= Nikko Briteramos =

American basketball player

Nikko Briteramos (born June 22, 1983, in Chicago, Illinois) is a former Huron University basketball player convicted in 2002 for not informing his partner of his HIV status before having sex. He received national attention after he was the first person arrested under a South Dakota law requiring that persons inform prospective sexual partners that they are HIV positive. He became the central subject of wide-ranging ethical and philosophical debates regarding the unconstitutionality and illegitimacy of partner notification law.

In March 2002, he allegedly participated in a "Post 9-11" Red Cross" blood drive. Several weeks later he was informed by Red Cross officials that the donation that he gave was flagged for HIV.

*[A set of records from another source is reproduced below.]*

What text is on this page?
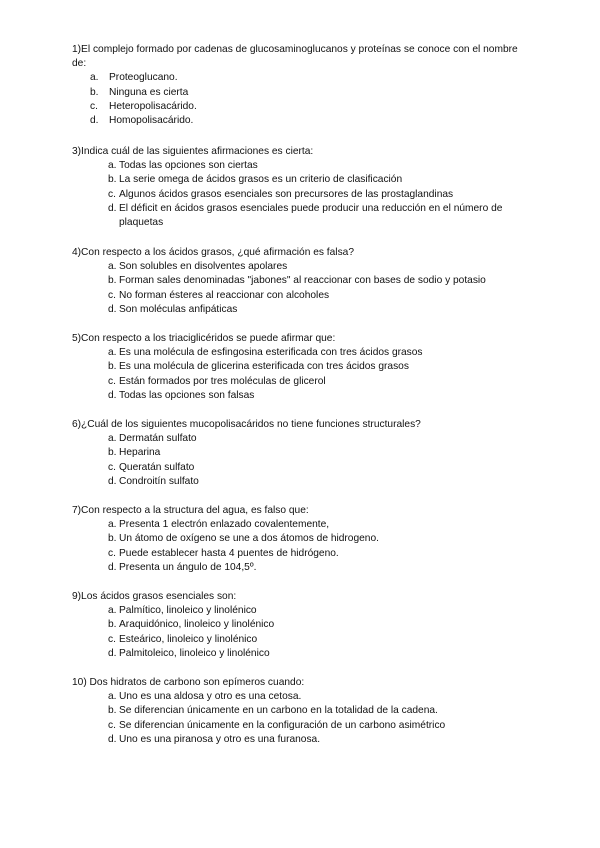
1)El complejo formado por cadenas de glucosaminoglucanos y proteínas se conoce con el nombre de:

a.	Proteoglucano.
b.	Ninguna es cierta
c.	Heteropolisacárido.
d.	Homopolisacárido.

3)Indica cuál de las siguientes afirmaciones es cierta:

a. Todas las opciones son ciertas
b. La serie omega de ácidos grasos es un criterio de clasificación
c. Algunos ácidos grasos esenciales son precursores de las prostaglandinas
d. El déficit en ácidos grasos esenciales puede producir una reducción en el número de plaquetas

4)Con respecto a los ácidos grasos, ¿qué afirmación es falsa?

a. Son solubles en disolventes apolares
b. Forman sales denominadas "jabones" al reaccionar con bases de sodio y potasio
c. No forman ésteres al reaccionar con alcoholes
d. Son moléculas anfipáticas

5)Con respecto a los triaciglicéridos se puede afirmar que:

a. Es una molécula de esfingosina esterificada con tres ácidos grasos
b. Es una molécula de glicerina esterificada con tres ácidos grasos
c. Están formados por tres moléculas de glicerol
d. Todas las opciones son falsas

6)¿Cuál de los siguientes mucopolisacáridos no tiene funciones structurales?

a. Dermatán sulfato
b. Heparina
c. Queratán sulfato
d. Condroitín sulfato

7)Con respecto a la structura del agua, es falso que:

a. Presenta 1 electrón enlazado covalentemente,
b. Un átomo de oxígeno se une a dos átomos de hidrogeno.
c. Puede establecer hasta 4 puentes de hidrógeno.
d. Presenta un ángulo de 104,5º.

9)Los ácidos grasos esenciales son:

a. Palmítico, linoleico y linolénico
b. Araquidónico, linoleico y linolénico
c. Esteárico, linoleico y linolénico
d. Palmitoleico, linoleico y linolénico

10) Dos hidratos de carbono son epímeros cuando:

a. Uno es una aldosa y otro es una cetosa.
b. Se diferencian únicamente en un carbono en la totalidad de la cadena.
c. Se diferencian únicamente en la configuración de un carbono asimétrico
d. Uno es una piranosa y otro es una furanosa.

Briteramos admitted having unprotected sex with the woman in his dorm on April 13. The woman later tested negative for HIV. He was arrested after Health Department officials discovered Briteramos and the woman in his dorm room. Briteramos gave health officials the names of at least 10 other women with whom he had unprotected sex in recent months. Two tested positive for HIV. Those two listed 50 recent partners between them. Authorities said there were dozens, quite possibly hundreds more, who may have been exposed to the deadly virus through a web of sexual contacts. He was initially charged with three counts of intentional exposure to the AIDS virus. Two counts were dropped in exchange for his guilty plea.

He pled guilty to one count of "Intentional Exposure to HIV" and received a suspended sentence of five years, 120 days in jail, and 200 hours community service plus fines. According to the plea deal he was to register for school where later found out that he had lost his scholarship. He was eventually arrested for violating the terms of his probation for having spent five hours registering for classes and tested positive for marijuana when he returned to jail. Briteramos spent 18 months in the South Dakota State Penitentiary.

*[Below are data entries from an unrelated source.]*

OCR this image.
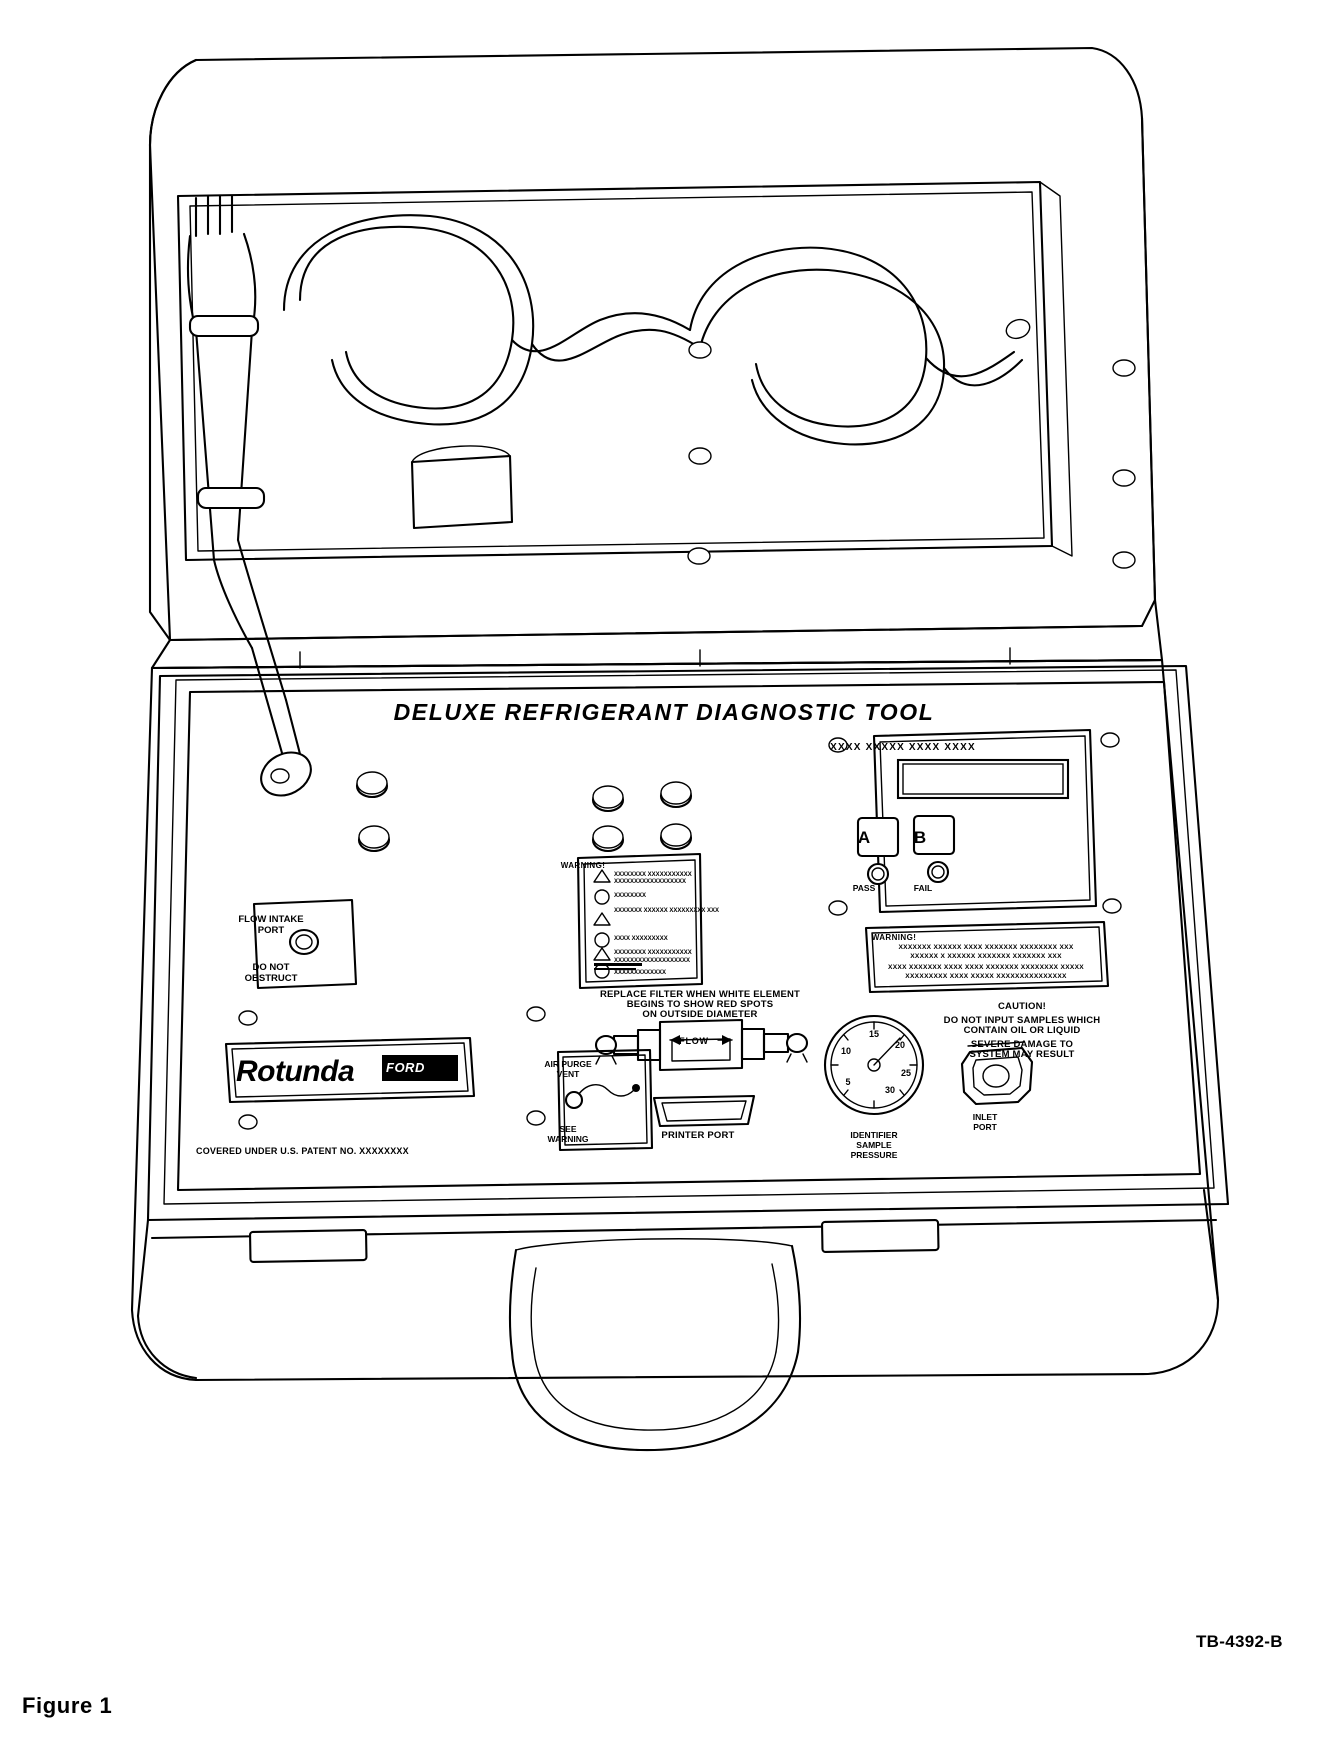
DELUXE REFRIGERANT DIAGNOSTIC TOOL
FLOW INTAKE
PORT
DO NOT
OBSTRUCT
XXXX XXXXX XXXX XXXX
A	B
PASS	FAIL
WARNING!
XXXXXXX XXXXXX XXXX XXXXXXX XXXXXXXX XXX
XXXXXX X XXXXXX XXXXXXX XXXXXXX XXX
XXXX XXXXXXX XXXX XXXX XXXXXXX XXXXXXXX XXXXX
XXXXXXXXX XXXX XXXXX XXXXXXXXXXXXXXX
WARNING!
XXXXXXXX XXXXXXXXXXX
XXXXXXXXXXXXXXXXXX
XXXXXXXX
XXXXXXX XXXXXX XXXXXXXXX XXX
XXXX XXXXXXXXX
XXXXXXXX XXXXXXXXXXX
XXXXXXXXXXXXXXXXXXX
XXXXXXXXXXXXX
REPLACE FILTER WHEN WHITE ELEMENT
BEGINS TO SHOW RED SPOTS
ON OUTSIDE DIAMETER
FLOW
AIR PURGE
VENT
SEE
WARNING	PRINTER PORT
15
20
25
30
5
10
IDENTIFIER
SAMPLE
PRESSURE
CAUTION!
DO NOT INPUT SAMPLES WHICH
CONTAIN OIL OR LIQUID
SEVERE DAMAGE TO
SYSTEM MAY RESULT
INLET
PORT
Rotunda FORD
COVERED UNDER U.S. PATENT NO. XXXXXXXX
TB-4392-B
Figure 1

Following his release from prison, the 6 foot-9 inch Briteramos played in 2005–06 for Chicago State University. He was not drafted by the NBA in 2006.

In July 2018, Briteramos filed a complaint against a Los Angeles barbershop that reportedly denied him service due to his HIV status. The complaint was settled in June 2019 when Briteramos was granted a defualt judgement after the defendant did not respond to the filing or appear at the hearing. He was awarded $75,000 in damages.